Nos sentamos a la mesa. Kimy está haciendo el crucigrama del
New York Times.

—¿Qué pasará el próximo julio?

—El verano está resultando muy fresco, y tu jardín tiene un aspecto magnífico. Todas las acciones tecnológicas van al alza. Deberías comprar Apple en enero.

Kimy toma nota en un trocito de papel de bolsa marrón.

—De acuerdo. ¿Y tú? ¿Cómo te va? ¿Qué tal está Clare? ¿Todavía no tenéis ningún hijo?

—En realidad, lo que tengo es mucha hambre. ¿Qué me dices si me tomo la sopa que me ofrecías antes?

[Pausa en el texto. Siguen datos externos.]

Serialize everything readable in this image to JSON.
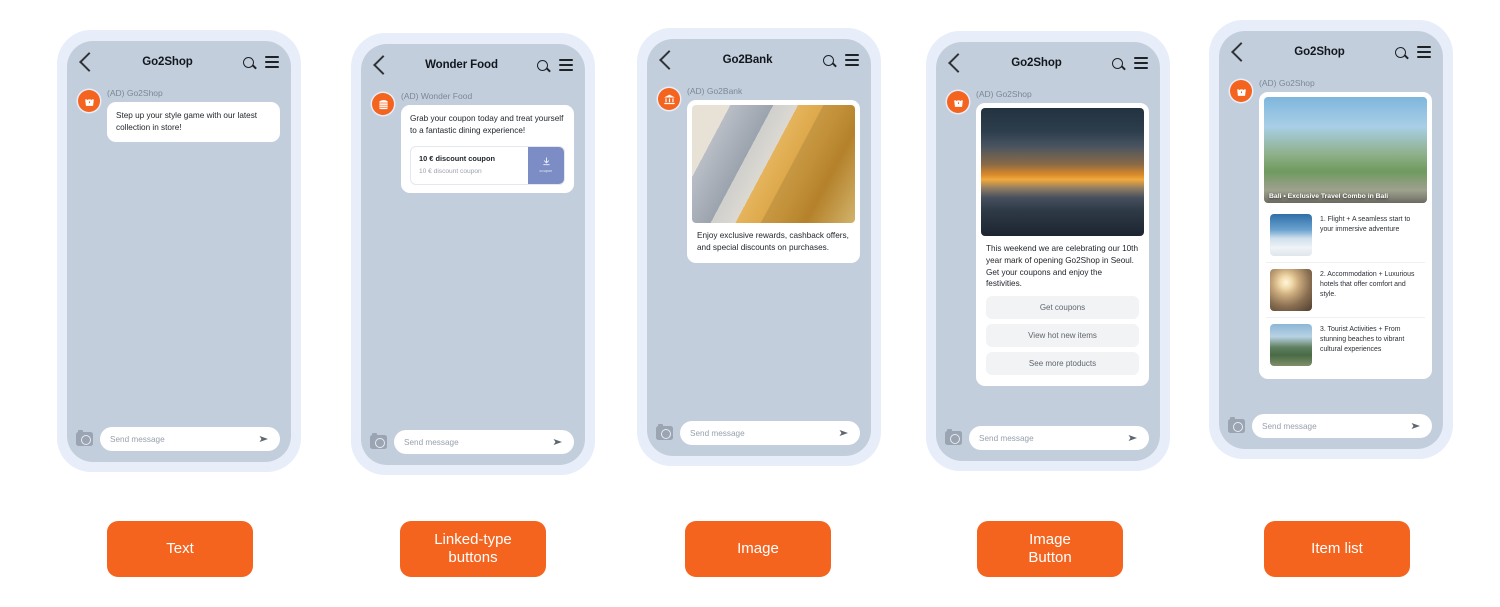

Kimy se levanta pesadamente de la silla y abre el frigorífico. Saca una cazuela y empieza a calentar la sopa.

—No has contestado a mi pregunta.

—No hay novedades, Kimy. No existe ningún bebé. Clare y yo discutimos por eso continuamente. Por favor, no me pinches.

Kimy me da la espalda. Remueve la sopa con fuerza. Advierto la tristeza en sus movimientos.

—No pretendo agobiarte. Solo preguntaba, ¿vale? Solo preguntaba. Mira que...

Nos quedamos en silencio durante unos minutos. El ruido de la cuchara rascando el fondo de la cazuela empieza a alterarme. Pienso en Clare, mirándome por la ventana mientras me alejo en coche.

—Eh, Kimy.

—Dime, Henry.

—¿Cómo es que tú y el señor Kim nunca tuvisteis hijos?

Se produce un largo silencio.

—Sí, tuvimos una hija.

—¿De verdad?

Kimy vierte la humeante sopa en uno de los cuencos de Mickey Mouse que tanto me gustaban cuando era pequeño. Se sienta y se pasa las manos por el pelo, arreglándose los mechones blancos que se le escapan del pequeño moño que lleva recogido en la nuca. Kimy me mira.

—Tómate la sopa. Ahora vuelvo.

Se levanta y sale de la cocina; oigo sus pasos ahogados sobre el protector de plástico de la moqueta del vestíbulo. Me tomo la sopa, y estoy terminándola cuando ella regresa.

—Mira. Esta es Min. Mi niñita.

La fotografía es en blanco y negro, y está borrosa. En ella aparece una niña pequeña, quizá de unos cinco o seis años, delante del edificio de la señora Kim, este mismo edificio, en el que yo crecí. Lleva un uniforme de la escuela católica, y está sonriendo, tiene un paraguas en la mano.

—Es su primer día de escuela. Es tan feliz, y está tan asustada...

Examino la fotografía. Me da reparo hacerle preguntas. Levanto los ojos. Kimy está mirando por la ventana, hacia el río.

—¿Qué pasó?

—Ah, murió. Antes de que tú nacieras. Tenía leucemia, y murió.

De repente, me acuerdo.

—¿Solía sentarse en una roca del jardincillo trasero? ¿Con un vestidito rojo?

La señora Kim me mira fijamente, sorprendida.

—¿La has visto?

—Sí, creo que sí. Hace mucho tiempo. Cuando yo tenía unos siete años. Me encontraba junto a los peldaños que dan al río, en cueros, y ella me dijo que más me valía no entrar en su jardín. Yo protesté, y le expliqué que aquel jardín era el de mi casa, pero ella no me creyó. Yo no conseguía entenderlo —le cuento, riéndome—. Me dijo que su madre me daría una paliza si no me marchaba.